Asymptotic inference in a stationary quantum time series
Michael Nussbaum, Arleta Szkoła
TL;DR
The paper develops a quantum analogue of classical spectral-density inference for n-mode Gaussian time series by modeling shift- and gauge-invariant quantum states via Toeplitz-symbols and quantum Le Cam distance. It proves that the quantum experiment based on the spectral-density parameter is asymptotically Δ-equivalent to a classical geometric-regression model, which in turn is asymptotically equivalent to a Gaussian white-noise model after an arc-cosh type transformation of the spectral density. The key contributions include a detailed upper and lower informativity analysis, circulant-Toeplitz symbol approximations, and construction of unbiased and one-step efficient estimators for the quantum spectral density, establishing a comprehensive quantum-to-classical asymptotic equivalence framework. This work lays the groundwork for quantum spectral-density estimation and suggests quantum analogues of classical tools like the periodogram, with potential extensions to optimal parametric and nonparametric estimation in the quantum setting.
Abstract
We consider a statistical model of a n-mode quantum Gaussian state which is shift invariant and also gauge invariant.

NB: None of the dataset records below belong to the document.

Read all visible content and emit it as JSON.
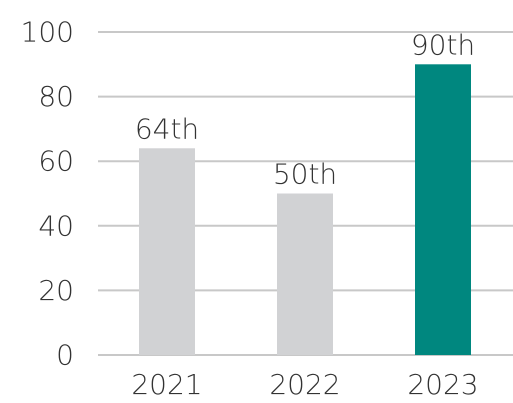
{
  "chart_data": {
    "type": "bar",
    "categories": [
      "2021",
      "2022",
      "2023"
    ],
    "values": [
      64,
      50,
      90
    ],
    "data_labels": [
      "64th",
      "50th",
      "90th"
    ],
    "title": "",
    "xlabel": "",
    "ylabel": "",
    "ylim": [
      0,
      100
    ],
    "yticks": [
      0,
      20,
      40,
      60,
      80,
      100
    ],
    "ytick_labels": [
      "0",
      "20",
      "40",
      "60",
      "80",
      "100"
    ],
    "grid": true,
    "colors": [
      "#d1d2d4",
      "#d1d2d4",
      "#00877f"
    ]
  }
}
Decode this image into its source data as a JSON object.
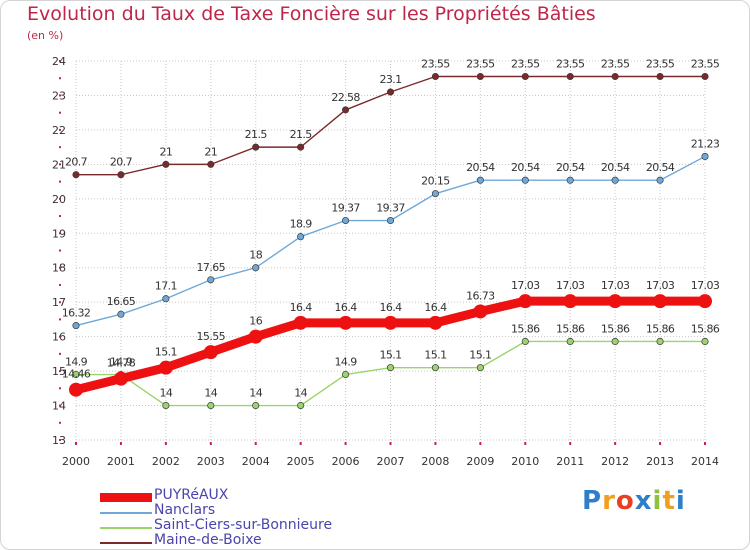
{
  "title": "Evolution du Taux de Taxe Foncière sur les Propriétés Bâties",
  "unit": "(en %)",
  "colors": {
    "title": "#c0254a",
    "grid": "#c8c8c8",
    "axis_tick": "#c0254a",
    "label": "#333333",
    "legend_text": "#4a44ac"
  },
  "chart_data": {
    "type": "line",
    "x": [
      "2000",
      "2001",
      "2002",
      "2003",
      "2004",
      "2005",
      "2006",
      "2007",
      "2008",
      "2009",
      "2010",
      "2011",
      "2012",
      "2013",
      "2014"
    ],
    "ylim": [
      13,
      24
    ],
    "yticks": [
      "13",
      "14",
      "15",
      "16",
      "17",
      "18",
      "19",
      "20",
      "21",
      "22",
      "23",
      "24"
    ],
    "grid": true,
    "legend_position": "bottom-left",
    "series": [
      {
        "name": "Maine-de-Boixe",
        "color": "#7a2a2a",
        "thick": false,
        "values": [
          20.7,
          20.7,
          21,
          21,
          21.5,
          21.5,
          22.58,
          23.1,
          23.55,
          23.55,
          23.55,
          23.55,
          23.55,
          23.55,
          23.55
        ],
        "labels": [
          "20.7",
          "20.7",
          "21",
          "21",
          "21.5",
          "21.5",
          "22.58",
          "23.1",
          "23.55",
          "23.55",
          "23.55",
          "23.55",
          "23.55",
          "23.55",
          "23.55"
        ]
      },
      {
        "name": "Nanclars",
        "color": "#6fa8d8",
        "thick": false,
        "values": [
          16.32,
          16.65,
          17.1,
          17.65,
          18,
          18.9,
          19.37,
          19.37,
          20.15,
          20.54,
          20.54,
          20.54,
          20.54,
          20.54,
          21.23
        ],
        "labels": [
          "16.32",
          "16.65",
          "17.1",
          "17.65",
          "18",
          "18.9",
          "19.37",
          "19.37",
          "20.15",
          "20.54",
          "20.54",
          "20.54",
          "20.54",
          "20.54",
          "21.23"
        ]
      },
      {
        "name": "Saint-Ciers-sur-Bonnieure",
        "color": "#9ad46a",
        "thick": false,
        "values": [
          14.9,
          14.9,
          14,
          14,
          14,
          14,
          14.9,
          15.1,
          15.1,
          15.1,
          15.86,
          15.86,
          15.86,
          15.86,
          15.86
        ],
        "labels": [
          "14.9",
          "14.9",
          "14",
          "14",
          "14",
          "14",
          "14.9",
          "15.1",
          "15.1",
          "15.1",
          "15.86",
          "15.86",
          "15.86",
          "15.86",
          "15.86"
        ]
      },
      {
        "name": "PUYRéAUX",
        "color": "#ee1111",
        "thick": true,
        "values": [
          14.46,
          14.78,
          15.1,
          15.55,
          16,
          16.4,
          16.4,
          16.4,
          16.4,
          16.73,
          17.03,
          17.03,
          17.03,
          17.03,
          17.03
        ],
        "labels": [
          "14.46",
          "14.78",
          "15.1",
          "15.55",
          "16",
          "16.4",
          "16.4",
          "16.4",
          "16.4",
          "16.73",
          "17.03",
          "17.03",
          "17.03",
          "17.03",
          "17.03"
        ]
      }
    ]
  },
  "legend": {
    "items": [
      {
        "label": "PUYRéAUX",
        "color": "#ee1111",
        "thick": true
      },
      {
        "label": "Nanclars",
        "color": "#6fa8d8",
        "thick": false
      },
      {
        "label": "Saint-Ciers-sur-Bonnieure",
        "color": "#9ad46a",
        "thick": false
      },
      {
        "label": "Maine-de-Boixe",
        "color": "#7a2a2a",
        "thick": false
      }
    ]
  },
  "logo": {
    "text": "Proxiti",
    "letters": [
      "P",
      "r",
      "o",
      "x",
      "i",
      "t",
      "i"
    ],
    "colors": [
      "#2e7ec8",
      "#f0a020",
      "#e84020",
      "#2e7ec8",
      "#90c040",
      "#f0a020",
      "#2e7ec8"
    ]
  }
}
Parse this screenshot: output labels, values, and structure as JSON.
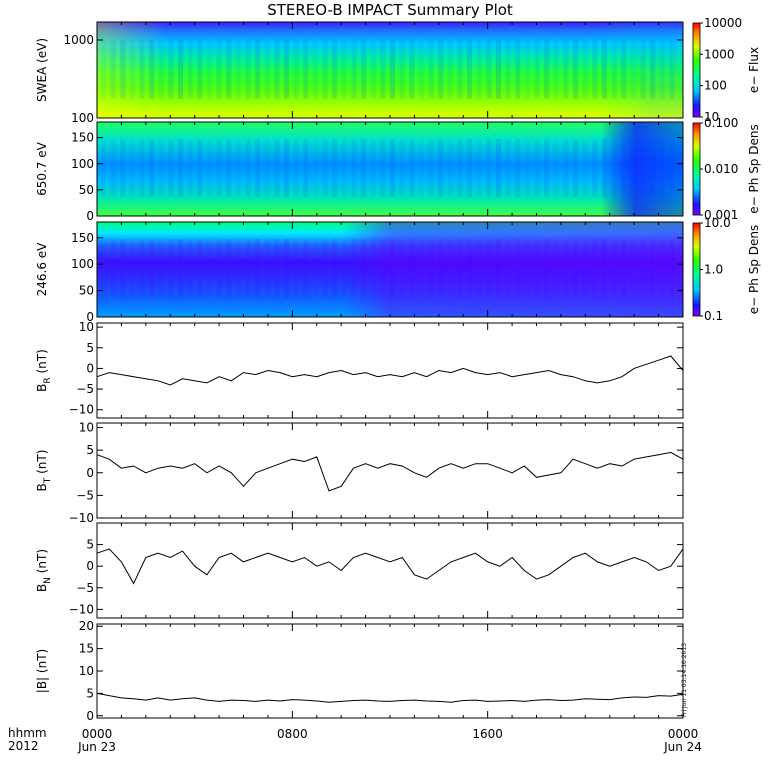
{
  "chart_data": {
    "title": "STEREO-B IMPACT Summary Plot",
    "x_ticks": [
      "0000",
      "0800",
      "1600",
      "0000"
    ],
    "x_tick_dates": [
      "Jun 23",
      "",
      "",
      "Jun 24"
    ],
    "x_range_hours": [
      0,
      24
    ],
    "time_label": "hhmm",
    "year_label": "2012",
    "timestamp": "Fri Jun 11 03:14:10 2013",
    "panels": [
      {
        "type": "heatmap",
        "ylabel": "SWEA (eV)",
        "yscale": "log",
        "ylim": [
          100,
          1700
        ],
        "y_ticks": [
          "100",
          "1000"
        ],
        "colorbar": {
          "label": "e− Flux",
          "scale": "log",
          "range": [
            10,
            10000
          ],
          "ticks": [
            "10",
            "100",
            "1000",
            "10000"
          ]
        }
      },
      {
        "type": "heatmap",
        "ylabel": "650.7 eV",
        "ylim": [
          0,
          180
        ],
        "y_ticks": [
          "0",
          "50",
          "100",
          "150"
        ],
        "colorbar": {
          "label": "e− Ph Sp Dens",
          "scale": "log",
          "range": [
            0.001,
            0.1
          ],
          "ticks": [
            "0.001",
            "0.010",
            "0.100"
          ]
        }
      },
      {
        "type": "heatmap",
        "ylabel": "246.6 eV",
        "ylim": [
          0,
          180
        ],
        "y_ticks": [
          "0",
          "50",
          "100",
          "150"
        ],
        "colorbar": {
          "label": "e− Ph Sp Dens",
          "scale": "log",
          "range": [
            0.1,
            10
          ],
          "ticks": [
            "0.1",
            "1.0",
            "10.0"
          ]
        }
      },
      {
        "type": "line",
        "ylabel": "B",
        "ylabel_sub": "R",
        "ylabel_unit": "(nT)",
        "ylim": [
          -12,
          11
        ],
        "y_ticks": [
          "−10",
          "−5",
          "0",
          "5",
          "10"
        ],
        "x": [
          0,
          0.5,
          1,
          1.5,
          2,
          2.5,
          3,
          3.5,
          4,
          4.5,
          5,
          5.5,
          6,
          6.5,
          7,
          7.5,
          8,
          8.5,
          9,
          9.5,
          10,
          10.5,
          11,
          11.5,
          12,
          12.5,
          13,
          13.5,
          14,
          14.5,
          15,
          15.5,
          16,
          16.5,
          17,
          17.5,
          18,
          18.5,
          19,
          19.5,
          20,
          20.5,
          21,
          21.5,
          22,
          22.5,
          23,
          23.5,
          24
        ],
        "y": [
          -2,
          -1,
          -1.5,
          -2,
          -2.5,
          -3,
          -4,
          -2.5,
          -3,
          -3.5,
          -2,
          -3,
          -1,
          -1.5,
          -0.5,
          -1,
          -2,
          -1.5,
          -2,
          -1,
          -0.5,
          -1.5,
          -1,
          -2,
          -1.5,
          -2,
          -1,
          -2,
          -0.5,
          -1,
          0,
          -1,
          -1.5,
          -1,
          -2,
          -1.5,
          -1,
          -0.5,
          -1.5,
          -2,
          -3,
          -3.5,
          -3,
          -2,
          0,
          1,
          2,
          3,
          -0.5
        ]
      },
      {
        "type": "line",
        "ylabel": "B",
        "ylabel_sub": "T",
        "ylabel_unit": "(nT)",
        "ylim": [
          -10,
          11
        ],
        "y_ticks": [
          "−10",
          "−5",
          "0",
          "5",
          "10"
        ],
        "x": [
          0,
          0.5,
          1,
          1.5,
          2,
          2.5,
          3,
          3.5,
          4,
          4.5,
          5,
          5.5,
          6,
          6.5,
          7,
          7.5,
          8,
          8.5,
          9,
          9.5,
          10,
          10.5,
          11,
          11.5,
          12,
          12.5,
          13,
          13.5,
          14,
          14.5,
          15,
          15.5,
          16,
          16.5,
          17,
          17.5,
          18,
          18.5,
          19,
          19.5,
          20,
          20.5,
          21,
          21.5,
          22,
          22.5,
          23,
          23.5,
          24
        ],
        "y": [
          4,
          3,
          1,
          1.5,
          0,
          1,
          1.5,
          1,
          2,
          0,
          1.5,
          0,
          -3,
          0,
          1,
          2,
          3,
          2.5,
          3.5,
          -4,
          -3,
          1,
          2,
          1,
          2,
          1.5,
          0,
          -1,
          1,
          2,
          1,
          2,
          2,
          1,
          0,
          1.5,
          -1,
          -0.5,
          0,
          3,
          2,
          1,
          2,
          1.5,
          3,
          3.5,
          4,
          4.5,
          3
        ]
      },
      {
        "type": "line",
        "ylabel": "B",
        "ylabel_sub": "N",
        "ylabel_unit": "(nT)",
        "ylim": [
          -12,
          10
        ],
        "y_ticks": [
          "−10",
          "−5",
          "0",
          "5"
        ],
        "x": [
          0,
          0.5,
          1,
          1.5,
          2,
          2.5,
          3,
          3.5,
          4,
          4.5,
          5,
          5.5,
          6,
          6.5,
          7,
          7.5,
          8,
          8.5,
          9,
          9.5,
          10,
          10.5,
          11,
          11.5,
          12,
          12.5,
          13,
          13.5,
          14,
          14.5,
          15,
          15.5,
          16,
          16.5,
          17,
          17.5,
          18,
          18.5,
          19,
          19.5,
          20,
          20.5,
          21,
          21.5,
          22,
          22.5,
          23,
          23.5,
          24
        ],
        "y": [
          3,
          4,
          1,
          -4,
          2,
          3,
          2,
          3.5,
          0,
          -2,
          2,
          3,
          1,
          2,
          3,
          2,
          1,
          2,
          0,
          1,
          -1,
          2,
          3,
          2,
          1,
          2,
          -2,
          -3,
          -1,
          1,
          2,
          3,
          1,
          0,
          2,
          -1,
          -3,
          -2,
          0,
          2,
          3,
          1,
          0,
          1,
          2,
          1,
          -1,
          0,
          4
        ]
      },
      {
        "type": "line",
        "ylabel": "|B| (nT)",
        "ylim": [
          -0.5,
          20.5
        ],
        "y_ticks": [
          "0",
          "5",
          "10",
          "15",
          "20"
        ],
        "x": [
          0,
          0.5,
          1,
          1.5,
          2,
          2.5,
          3,
          3.5,
          4,
          4.5,
          5,
          5.5,
          6,
          6.5,
          7,
          7.5,
          8,
          8.5,
          9,
          9.5,
          10,
          10.5,
          11,
          11.5,
          12,
          12.5,
          13,
          13.5,
          14,
          14.5,
          15,
          15.5,
          16,
          16.5,
          17,
          17.5,
          18,
          18.5,
          19,
          19.5,
          20,
          20.5,
          21,
          21.5,
          22,
          22.5,
          23,
          23.5,
          24
        ],
        "y": [
          5,
          4.5,
          4,
          3.8,
          3.5,
          4,
          3.5,
          3.8,
          4,
          3.5,
          3.2,
          3.5,
          3.4,
          3.2,
          3.5,
          3.3,
          3.6,
          3.5,
          3.3,
          3,
          3.2,
          3.4,
          3.5,
          3.3,
          3.2,
          3.4,
          3.5,
          3.3,
          3.2,
          3,
          3.4,
          3.5,
          3.2,
          3.3,
          3.4,
          3.2,
          3.5,
          3.6,
          3.4,
          3.5,
          3.8,
          3.7,
          3.6,
          4,
          4.2,
          4.1,
          4.5,
          4.4,
          4.8
        ]
      }
    ]
  }
}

Such models can be considered analogs of classical Gaussian stationary time series, parametrized by their spectral density. Defining an appropriate quantum spectral density as the parameter, we establish that the quantum Gaussian time series model is asymptotically equivalent to a classical nonlinear regression model given as a collection of independent geometric random variables. The asymptotic equivalence is established in the sense of the quantum Le Cam distance between statistical models (experiments). The geometric regression model has a further classical approximation as a certain Gaussian white noise model with a transformed quantum spectral density as signal. In this sense, the result is a quantum analog of the asymptotic equivalence of classical spectral density estimation and Gaussian white noise, which is known for Gaussian stationary time series. In a forthcoming version of this preprint, we will also identify a quantum analog of the periodogram and provide optimal parametric and nonparametric estimates of the quantum spectral density.